Town centre parking is a sensitive issue and that, together with massive traffic disruption, will become an even hotter issue as the Henderson Plan for the redevelopment of Bishop’s Stortford town centre – widely opposed by locals but rubber stamped at county level – comes into effect over the next two or three years.
Could Mary Portas, the so called ‘Mary Queen of Shops’ be our saviour?
Her recommendations include creating more free parking spaces (check, but I don’t see the UDC going overboard for that one); imposing penalties on landlords who have empty properties (check again: it might just act as a corrective to inflated rents and upward only reviews); and changing the planning laws to encourage new developments in town centres (well, we’ve been there and done that, and the Henderson plan will be an exercise in overkill: it will dramatically reduce the inadequate parking we do have, whilst erasing any remaining character in what was an historic market town).
Mary also encourages the creation of new market pitches and the celebration of a national market day.

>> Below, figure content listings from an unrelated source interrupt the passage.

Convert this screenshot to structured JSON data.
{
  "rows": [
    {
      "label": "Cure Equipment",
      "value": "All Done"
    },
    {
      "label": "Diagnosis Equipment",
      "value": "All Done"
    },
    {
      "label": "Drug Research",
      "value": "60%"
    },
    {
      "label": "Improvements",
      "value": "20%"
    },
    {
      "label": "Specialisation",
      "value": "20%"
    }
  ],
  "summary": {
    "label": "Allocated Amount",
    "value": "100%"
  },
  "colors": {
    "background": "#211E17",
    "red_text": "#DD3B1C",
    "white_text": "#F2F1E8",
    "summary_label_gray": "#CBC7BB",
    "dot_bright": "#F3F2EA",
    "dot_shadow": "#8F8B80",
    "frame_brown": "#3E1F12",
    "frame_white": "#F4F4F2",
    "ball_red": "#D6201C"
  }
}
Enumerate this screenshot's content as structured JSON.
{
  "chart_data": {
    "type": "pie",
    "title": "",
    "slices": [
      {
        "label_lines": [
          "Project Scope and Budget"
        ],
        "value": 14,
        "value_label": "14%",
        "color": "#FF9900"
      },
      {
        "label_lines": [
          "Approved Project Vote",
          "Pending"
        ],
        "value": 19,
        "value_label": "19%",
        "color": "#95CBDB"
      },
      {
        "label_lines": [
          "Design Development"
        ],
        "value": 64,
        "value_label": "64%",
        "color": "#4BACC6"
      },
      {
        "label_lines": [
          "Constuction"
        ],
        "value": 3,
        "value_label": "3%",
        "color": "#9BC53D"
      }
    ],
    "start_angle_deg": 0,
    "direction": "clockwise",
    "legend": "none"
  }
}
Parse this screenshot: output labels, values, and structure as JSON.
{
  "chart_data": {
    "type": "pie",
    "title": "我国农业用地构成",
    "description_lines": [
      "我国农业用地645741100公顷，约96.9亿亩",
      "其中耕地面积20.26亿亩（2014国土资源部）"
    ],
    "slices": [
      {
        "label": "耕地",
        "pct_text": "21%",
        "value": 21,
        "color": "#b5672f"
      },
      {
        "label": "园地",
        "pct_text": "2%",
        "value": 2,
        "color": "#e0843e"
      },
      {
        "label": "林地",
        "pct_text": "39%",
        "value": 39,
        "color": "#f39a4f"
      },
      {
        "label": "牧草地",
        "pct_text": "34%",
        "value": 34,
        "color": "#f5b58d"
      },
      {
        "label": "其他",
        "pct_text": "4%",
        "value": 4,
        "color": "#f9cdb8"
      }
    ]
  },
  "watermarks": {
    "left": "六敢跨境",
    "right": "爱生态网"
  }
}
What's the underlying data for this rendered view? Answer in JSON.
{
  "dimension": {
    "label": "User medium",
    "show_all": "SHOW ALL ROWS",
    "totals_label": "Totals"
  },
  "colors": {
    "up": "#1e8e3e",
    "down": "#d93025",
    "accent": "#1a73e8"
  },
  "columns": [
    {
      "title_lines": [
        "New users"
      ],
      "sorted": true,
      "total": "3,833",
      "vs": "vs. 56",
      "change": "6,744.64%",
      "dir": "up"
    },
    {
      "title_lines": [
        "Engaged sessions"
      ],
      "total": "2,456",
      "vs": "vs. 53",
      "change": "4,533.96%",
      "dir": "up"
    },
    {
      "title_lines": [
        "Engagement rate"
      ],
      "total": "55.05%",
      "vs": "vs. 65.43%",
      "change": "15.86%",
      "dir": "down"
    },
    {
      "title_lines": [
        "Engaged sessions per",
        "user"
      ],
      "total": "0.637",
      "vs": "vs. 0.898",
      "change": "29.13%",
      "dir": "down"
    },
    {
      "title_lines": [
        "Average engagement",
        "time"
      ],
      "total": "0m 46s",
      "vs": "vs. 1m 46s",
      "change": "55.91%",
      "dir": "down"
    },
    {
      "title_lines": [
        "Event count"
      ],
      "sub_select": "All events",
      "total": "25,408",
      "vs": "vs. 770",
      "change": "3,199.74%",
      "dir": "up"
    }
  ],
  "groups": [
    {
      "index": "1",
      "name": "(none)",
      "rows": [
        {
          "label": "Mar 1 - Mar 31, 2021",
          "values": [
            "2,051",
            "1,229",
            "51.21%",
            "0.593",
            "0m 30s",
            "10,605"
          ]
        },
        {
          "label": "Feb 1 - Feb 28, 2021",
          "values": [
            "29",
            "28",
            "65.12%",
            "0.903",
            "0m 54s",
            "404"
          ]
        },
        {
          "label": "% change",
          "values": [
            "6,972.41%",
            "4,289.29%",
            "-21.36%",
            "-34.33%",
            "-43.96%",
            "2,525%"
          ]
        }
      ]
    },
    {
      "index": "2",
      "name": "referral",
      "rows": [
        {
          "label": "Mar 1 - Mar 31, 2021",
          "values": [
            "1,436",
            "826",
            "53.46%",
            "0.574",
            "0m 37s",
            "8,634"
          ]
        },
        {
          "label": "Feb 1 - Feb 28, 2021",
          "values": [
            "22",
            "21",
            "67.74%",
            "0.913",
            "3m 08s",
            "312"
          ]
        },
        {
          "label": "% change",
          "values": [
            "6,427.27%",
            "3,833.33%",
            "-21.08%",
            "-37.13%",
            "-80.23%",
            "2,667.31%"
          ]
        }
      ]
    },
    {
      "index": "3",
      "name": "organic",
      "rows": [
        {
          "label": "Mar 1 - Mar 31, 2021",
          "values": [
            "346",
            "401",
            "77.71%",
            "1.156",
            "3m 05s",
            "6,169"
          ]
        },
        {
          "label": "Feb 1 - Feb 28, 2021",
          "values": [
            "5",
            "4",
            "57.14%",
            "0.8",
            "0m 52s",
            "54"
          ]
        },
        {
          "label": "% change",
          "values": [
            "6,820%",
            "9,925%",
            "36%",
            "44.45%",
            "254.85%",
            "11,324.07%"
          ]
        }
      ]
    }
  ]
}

Bravo! To be fair, Bishop’s Stortford can still lay claim to being a legitimate market town: it has a lively street market, and the recent pedestrianisation of North Street on market days is a welcome development. The occasional French and Italian market also lend a little spice and are a popular attraction. At least we get something right.
But what the planners don’t seem to recognise is that there is more to life than simply shopping: what is needed is living space where people can meet, eat, relax and be entertained – or simply sit and watch the world go by. Think of Covent Garden with its buskers, barkers, street entertainers, pubs, cafes, flea markets, theatres and thriving independent businesses.
And if you think that’s an unfair comparison, I offer you Port Arcades at Ellesmere Port, a shopping centre managed by our clients Frogmore. It’s a community not dissimilar to ours, and has its own problems with voids, parking and out-of-town competition. Like our own Jackson Square, it’s benefitted from a new extension which has attracted national retailers, and is next door to an indoor market (a pity, incidentally, that we didn’t turn our old Woollies into one).
But, and here’s the difference, the management haven’t rested on their laurels. Critically, they’ve reduced their rents and granted concessions to retailers to help stimulate new lettings. They’ve also done their best to make it a fun place to visit.
Over Halloween and the pre-Christmas season the mall has been home to such fantastic characters as Randolph the Great Wizard, the Invisible Man, Archie the Robot and Frostini the Snowman, who have gone a long way towards enhancing the local ‘retail experience’ – not to mention the footfall .
And as the Christmas season begins in earnest they have a whole series of free live acts and events lined up, including the Runaway Reindeer Duo, Sister Ruth and her Grand Piano, Live Ice Sculpture and a Decorate a Gingerbread Man competition for the kiddies. And don’t imagine they’ve been neglecting the New Year, St Valentine’s Day, Easter, Mothers’ Day and everything else on the event calendar (or failing that, creating their own events).
It’s working well for them, and the great thing about it is, it doesn’t require a multi-million pound investment – just a little imagination! Anyone here got a little to spare?